Human-Exoskeleton Kinematic Calibration to Improve Hand Tracking for Dexterous Teleoperation
Haiyun Zhang, Stefano Dalla Gasperina, Saad N. Yousaf, Toshimitsu Tsuboi, Tetsuya Narita, Ashish D. Deshpande
TL;DR
This work tackles accurate hand tracking in exoskeleton-based teleoperation by introducing a subject-specific calibration that learns virtual link parameters via residual-weighted optimization on a four-bar closed-loop kinematic model. Implemented on the Maestro exoskeleton with seven participants, the approach uses a two-phase calibration protocol and data-driven weight refinement to align device measurements with anatomical joints, validated through motion capture and Unity visualizations.
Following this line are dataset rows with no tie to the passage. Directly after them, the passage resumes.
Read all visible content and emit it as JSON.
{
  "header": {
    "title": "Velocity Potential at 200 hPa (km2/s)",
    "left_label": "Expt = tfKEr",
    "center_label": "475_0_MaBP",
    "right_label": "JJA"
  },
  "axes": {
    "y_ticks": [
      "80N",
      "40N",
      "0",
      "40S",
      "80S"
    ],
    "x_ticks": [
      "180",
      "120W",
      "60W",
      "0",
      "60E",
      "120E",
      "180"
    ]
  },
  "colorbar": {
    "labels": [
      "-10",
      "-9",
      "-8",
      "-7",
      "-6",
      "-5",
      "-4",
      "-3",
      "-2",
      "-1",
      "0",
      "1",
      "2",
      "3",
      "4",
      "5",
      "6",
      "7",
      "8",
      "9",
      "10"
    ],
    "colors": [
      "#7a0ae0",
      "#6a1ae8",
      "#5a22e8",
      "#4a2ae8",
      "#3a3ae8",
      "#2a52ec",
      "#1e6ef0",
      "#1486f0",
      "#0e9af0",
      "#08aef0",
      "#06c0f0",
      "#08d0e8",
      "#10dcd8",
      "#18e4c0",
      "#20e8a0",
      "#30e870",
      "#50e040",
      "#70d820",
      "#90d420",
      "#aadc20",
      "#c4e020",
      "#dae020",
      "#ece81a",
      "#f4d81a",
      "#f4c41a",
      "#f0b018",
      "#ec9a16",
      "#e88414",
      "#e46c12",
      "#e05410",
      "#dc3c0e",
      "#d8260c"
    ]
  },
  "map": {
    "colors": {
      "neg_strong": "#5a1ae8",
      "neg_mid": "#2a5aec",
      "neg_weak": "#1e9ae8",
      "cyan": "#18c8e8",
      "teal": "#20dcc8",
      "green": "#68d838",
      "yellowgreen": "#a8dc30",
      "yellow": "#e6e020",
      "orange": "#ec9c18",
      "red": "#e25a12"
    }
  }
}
Quantitatively, calibration reduces joint and fingertip errors, with index fingertip accuracy improving by approximately 71% on average and mean fingertip error around 10 mm, and qualitative visuals confirm enhanced motion fidelity. The framework generalizes to other sensorized hand exoskeletons and supports high-fidelity teleoperation and robot learning with minimal external sensing.
Abstract
Hand exoskeletons are critical tools for dexterous teleoperation and immersive manipulation interfaces, but achieving accurate hand tracking remains a challenge due to user-specific anatomical variability and donning inconsistencies. These issues lead to kinematic misalignments that degrade tracking performance and limit applicability in precision tasks. We propose a subject-specific calibration framework for exoskeleton-based hand tracking that estimates virtual link parameters through residual-weighted optimization. A data-driven approach is introduced to empirically tune cost function weights using motion capture ground truth, enabling accurate and consistent calibration across users. Implemented on the Maestro hand exoskeleton with seven healthy participants, the method achieved substantial reductions in joint and fingertip tracking errors across diverse hand geometries. Qualitative visualizations using a Unity-based virtual hand further demonstrate improved motion fidelity. The proposed framework generalizes to exoskeletons with closed-loop kinematics and minimal sensing, laying the foundation for high-fidelity teleoperation and robot learning applications.